My main research is to look for and analyze normal white dwarfs (the white-hot glowing remains of dead stars) in star clusters. So, I look for objects that have the same colors as normal white dwarfs, and then I go and get more detailed data on each of those objects. Most do turn out to be normal white dwarfs, but I often stumble across other extreme objects.
Last year, one of my candidate normal white dwarfs turned out to be an abnormal white dwarf. Instead of a single dead star, slowly cooling off in space (like most white dwarfs), this one is a bit of a vampire. It is ripping material off of an unseen companion star and, using a very strong magnetic field, keeps the material for itself. This type of star, called a "polar" (pronounced POLE-are), is fairly rare, but many are known to exist.

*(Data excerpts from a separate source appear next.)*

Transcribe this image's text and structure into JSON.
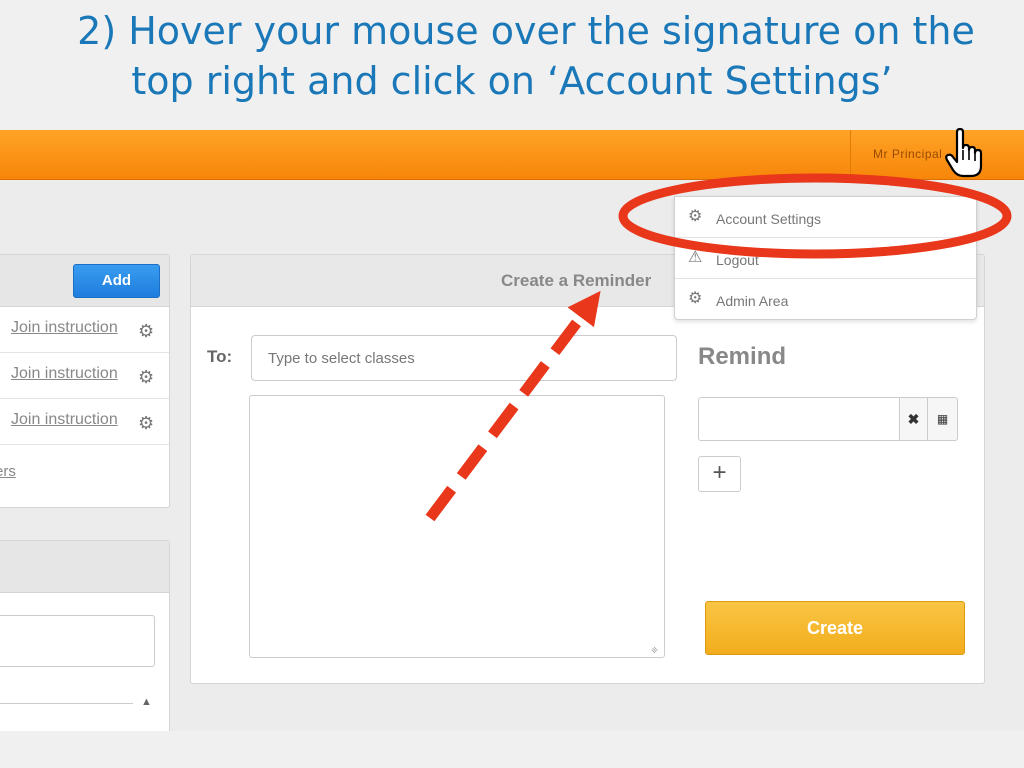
{
  "slide": {
    "title_line1": "2) Hover your mouse over the signature on the",
    "title_line2": "top right and click on ‘Account Settings’",
    "title_color": "#1a78b8"
  },
  "topbar": {
    "user_name": "Mr Principal",
    "accent_color": "#f7860a"
  },
  "account_menu": {
    "items": [
      {
        "label": "Account Settings",
        "icon": "gear-icon"
      },
      {
        "label": "Logout",
        "icon": "warning-icon"
      },
      {
        "label": "Admin Area",
        "icon": "gear-icon"
      }
    ]
  },
  "classes_panel": {
    "add_label": "Add",
    "rows": [
      {
        "link": "Join instruction",
        "icon": "gear-icon"
      },
      {
        "link": "Join instruction",
        "icon": "gear-icon"
      },
      {
        "link": "Join instruction",
        "icon": "gear-icon"
      }
    ],
    "footer_link": "ers"
  },
  "reminder": {
    "title": "Create a Reminder",
    "to_label": "To:",
    "to_placeholder": "Type to select classes",
    "remind_label": "Remind",
    "create_label": "Create",
    "create_color": "#f2ad1d"
  },
  "annotation": {
    "highlight_color": "#e8371a",
    "highlight_target": "Account Settings"
  }
}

An artist's conception of a polar can be seen here
What makes the star I found especially interesting is that it may be in a star cluster. Since all stars in a cluster are the same age, we know how old this star system is. There are also a few other details about the star that we know, like how much metal it has. While stars are mostly made of hydrogen and helium, the metals (like iron) affect how a star lives and shines, and all stars in a star cluster have the same amount of metals.
I don't know how much we will learn from my observations, but it is still fun to be working on something completely different, and for which my observations may be important (or at least useful) to other people.